OSL is not a good language, nor a good shading language. Its implementation is amazingly poor, with regards to both the performance of the generated code and the correctness of the compiler itself. Every programming language design idea that has appeared since the 1980s has been completely ignored in its design. Sadly, most shading languages are like this: People working on compilers for other shading languages seem to share some of my frustration.

Anyway, now that most rendering software implements shading with node graphs, the relevance of such languages is even more put into question.
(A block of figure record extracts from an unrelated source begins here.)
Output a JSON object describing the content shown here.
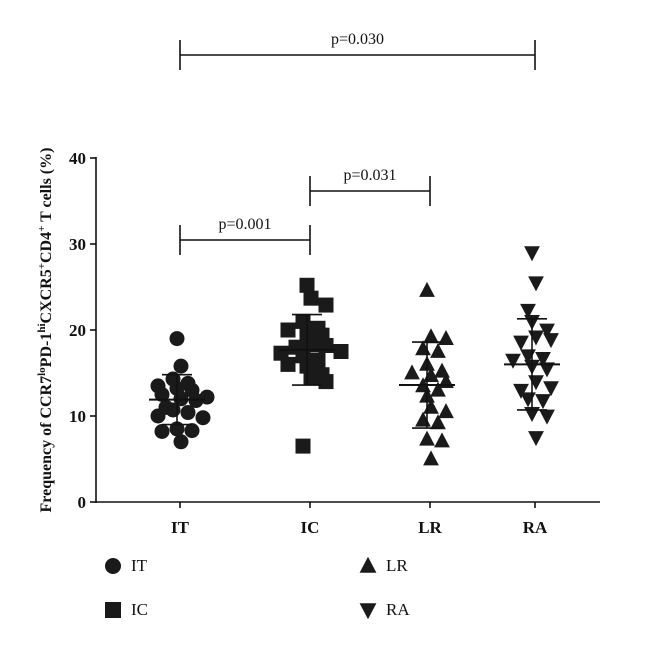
{
  "chart_data": {
    "type": "scatter",
    "title": "",
    "ylabel": "Frequency of CCR7loPD-1hiCXCR5+CD4+ T cells (%)",
    "ylabel_parts": [
      {
        "t": "Frequency of CCR7",
        "s": ""
      },
      {
        "t": "lo",
        "s": "sup"
      },
      {
        "t": "PD-1",
        "s": ""
      },
      {
        "t": "hi",
        "s": "sup"
      },
      {
        "t": "CXCR5",
        "s": ""
      },
      {
        "t": "+",
        "s": "sup"
      },
      {
        "t": "CD4",
        "s": ""
      },
      {
        "t": "+",
        "s": "sup"
      },
      {
        "t": " T cells (%)",
        "s": ""
      }
    ],
    "ylim": [
      0,
      40
    ],
    "yticks": [
      "0",
      "10",
      "20",
      "30",
      "40"
    ],
    "categories": [
      "IT",
      "IC",
      "LR",
      "RA"
    ],
    "series": [
      {
        "name": "IT",
        "marker": "circle",
        "values": [
          19.0,
          15.8,
          14.3,
          13.8,
          13.5,
          13.2,
          13.0,
          12.5,
          12.2,
          12.0,
          11.8,
          11.0,
          10.7,
          10.4,
          10.0,
          9.8,
          8.5,
          8.3,
          8.2,
          7.0
        ],
        "mean": 11.9,
        "sd": 2.9
      },
      {
        "name": "IC",
        "marker": "square",
        "values": [
          25.2,
          23.7,
          22.9,
          21.0,
          20.2,
          20.0,
          19.6,
          19.4,
          18.3,
          18.2,
          18.0,
          17.5,
          17.3,
          17.0,
          16.5,
          16.0,
          15.8,
          14.8,
          14.5,
          14.0,
          6.5
        ],
        "mean": 17.7,
        "sd": 4.1
      },
      {
        "name": "LR",
        "marker": "triangle-up",
        "values": [
          24.6,
          19.2,
          19.0,
          17.8,
          17.5,
          16.0,
          15.2,
          15.0,
          14.7,
          14.0,
          13.5,
          13.0,
          12.3,
          11.0,
          10.5,
          9.5,
          9.2,
          7.3,
          7.1,
          5.0
        ],
        "mean": 13.6,
        "sd": 5.0
      },
      {
        "name": "RA",
        "marker": "triangle-down",
        "values": [
          29.0,
          25.5,
          22.3,
          21.0,
          20.0,
          19.2,
          18.9,
          18.6,
          17.0,
          16.7,
          16.5,
          15.8,
          15.5,
          14.0,
          13.3,
          13.0,
          12.0,
          11.8,
          10.3,
          10.0,
          7.5
        ],
        "mean": 16.0,
        "sd": 5.3
      }
    ],
    "comparisons": [
      {
        "from": "IT",
        "to": "RA",
        "label": "p=0.030"
      },
      {
        "from": "IT",
        "to": "IC",
        "label": "p=0.001"
      },
      {
        "from": "IC",
        "to": "LR",
        "label": "p=0.031"
      }
    ],
    "legend": [
      {
        "label": "IT",
        "marker": "circle"
      },
      {
        "label": "LR",
        "marker": "triangle-up"
      },
      {
        "label": "IC",
        "marker": "square"
      },
      {
        "label": "RA",
        "marker": "triangle-down"
      }
    ],
    "legend_position": "bottom",
    "grid": false
  },
  "colors": {
    "marker": "#1a1a1a",
    "axis": "#111111"
  }
}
It boggles the mind that we still have to process human-readable text when the reality is that most shaders are going to be machine-generated anyway.

Perhaps the future is to directly translate MaterialX into some internal Intermediate Representation (IR) ? I personally believe that this could all be solved with an IR which can represent every step of compilation, from the shading graph to the machine code. I am planning to design such an IR, and target it in NOSL’s backend. Or at least I hope to find the time to do that.